Richard_Ngo Apr 6, 2021, 9:49 AM
LW: 2 AF: 1
AF
Someone might say, well I understand that if I don’t pay, then it means I would have lost out if it had come up heads, but since I know it didn’t came up heads, I don’t care. Making this more precise, when constructing counterfactuals for a decision, if we know fact F about the world before we’ve made our decision, F must be true in every counterfactual we construct (call this Principle F).
The problem is that principle F elides over the difference between facts which are logically caused by your decision, and facts which aren’t. For example, in Parfit’s hitchhiker, my decision not to pay after being picked up logically causes me not to be picked up. The result of that decision would be a counterpossible world: a world in which the same decision algorithm outputs one thing at one point, and a different thing at another point. But in counterfactual mugging, if you choose not to pay, then this doesn’t result in a counterpossible world.
I think we should construct counterfactuals where the agent’s TAILS policy is independent of its HEADS policy, whilst you think we should construct counterfactuals where they are linked.
The whole point of functional decision theory is that it’s very unlikely for these two policies to differ. For example, consider the Twin Prisoner’s Dilemma, but where the walls of one room are green, and the walls of the other are blue. This shouldn’t make any difference to the outcome: we should still expect both agents to cooperate, or both agents to defect. But the same is true for heads vs tails in Counterfactual Prisoner’s Dilemma—they’re specific details which distinguish you from your counterfactual self, but don’t actually influence any decisions.

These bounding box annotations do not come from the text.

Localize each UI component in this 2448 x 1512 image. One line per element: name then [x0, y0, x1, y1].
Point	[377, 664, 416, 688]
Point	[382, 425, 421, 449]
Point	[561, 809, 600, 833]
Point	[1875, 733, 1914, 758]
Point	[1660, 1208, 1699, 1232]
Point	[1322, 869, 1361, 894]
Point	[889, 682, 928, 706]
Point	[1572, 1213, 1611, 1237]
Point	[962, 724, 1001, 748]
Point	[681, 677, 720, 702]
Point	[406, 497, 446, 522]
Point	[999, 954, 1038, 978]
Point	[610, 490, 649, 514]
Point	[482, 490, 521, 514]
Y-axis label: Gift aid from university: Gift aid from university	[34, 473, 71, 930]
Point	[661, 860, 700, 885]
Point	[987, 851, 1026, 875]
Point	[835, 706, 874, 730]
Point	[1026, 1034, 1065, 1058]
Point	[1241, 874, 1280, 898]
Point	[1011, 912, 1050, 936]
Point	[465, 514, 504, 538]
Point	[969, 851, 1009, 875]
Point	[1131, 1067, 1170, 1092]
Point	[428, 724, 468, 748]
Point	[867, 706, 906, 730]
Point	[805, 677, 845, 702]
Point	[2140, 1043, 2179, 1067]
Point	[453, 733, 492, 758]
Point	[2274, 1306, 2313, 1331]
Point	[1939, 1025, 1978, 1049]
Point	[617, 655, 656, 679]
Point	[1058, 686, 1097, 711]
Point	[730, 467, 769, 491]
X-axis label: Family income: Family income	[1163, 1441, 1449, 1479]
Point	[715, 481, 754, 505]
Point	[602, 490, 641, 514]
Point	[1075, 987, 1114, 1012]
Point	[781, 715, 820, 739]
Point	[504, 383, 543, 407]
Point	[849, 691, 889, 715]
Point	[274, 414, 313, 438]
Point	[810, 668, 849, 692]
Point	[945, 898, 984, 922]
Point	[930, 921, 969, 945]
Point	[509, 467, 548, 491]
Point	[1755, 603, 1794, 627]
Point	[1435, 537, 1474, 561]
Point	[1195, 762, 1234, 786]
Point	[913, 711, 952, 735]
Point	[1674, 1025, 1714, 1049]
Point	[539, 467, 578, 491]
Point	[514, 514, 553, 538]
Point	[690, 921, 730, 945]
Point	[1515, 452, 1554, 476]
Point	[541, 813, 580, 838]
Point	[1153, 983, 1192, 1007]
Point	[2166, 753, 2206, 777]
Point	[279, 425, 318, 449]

- Chris_Leong Apr 28, 2023, 5:52 PM
  LW: 2 AF: 1
  AF Parent
  So I’ve thought about this argument a bit more and concluded that you are correct, but also that there’s a potential fix to get around this objection.
  I think that it’s quite plausible that an agent will have an understanding of its decision mechanism that a) let’s it know it will take the same action in both counterfactuals b) won’t tell it what action it will take in this counterfactual before it makes the decision.
  And in that case, I think it makes sense to conclude that the Omega’s prediction depends on your action such that paying gives you the $10,000 reward.
  However, there’s a potential fix in that we can construct a non-symmetrical version of this problem where Omega asks you for $200 instead of $100 in the tails case. Then the fact that you would pay in the heads case and combined with making decisions consistently doesn’t automatically imply that you would pay in the tails case. So I suspect that with this fix you actually would have to consider strategies instead of just making a decision purely based on this branch.
- Chris_Leong Apr 7, 2021, 3:14 AM
  LW: 2 AF: 1
  AF Parent
  “The problem is that principle F elides”—Yeah, I was noting that principle F doesn’t actually get us there and I’d have to assume a principle of independence as well. I’m still trying to think that through.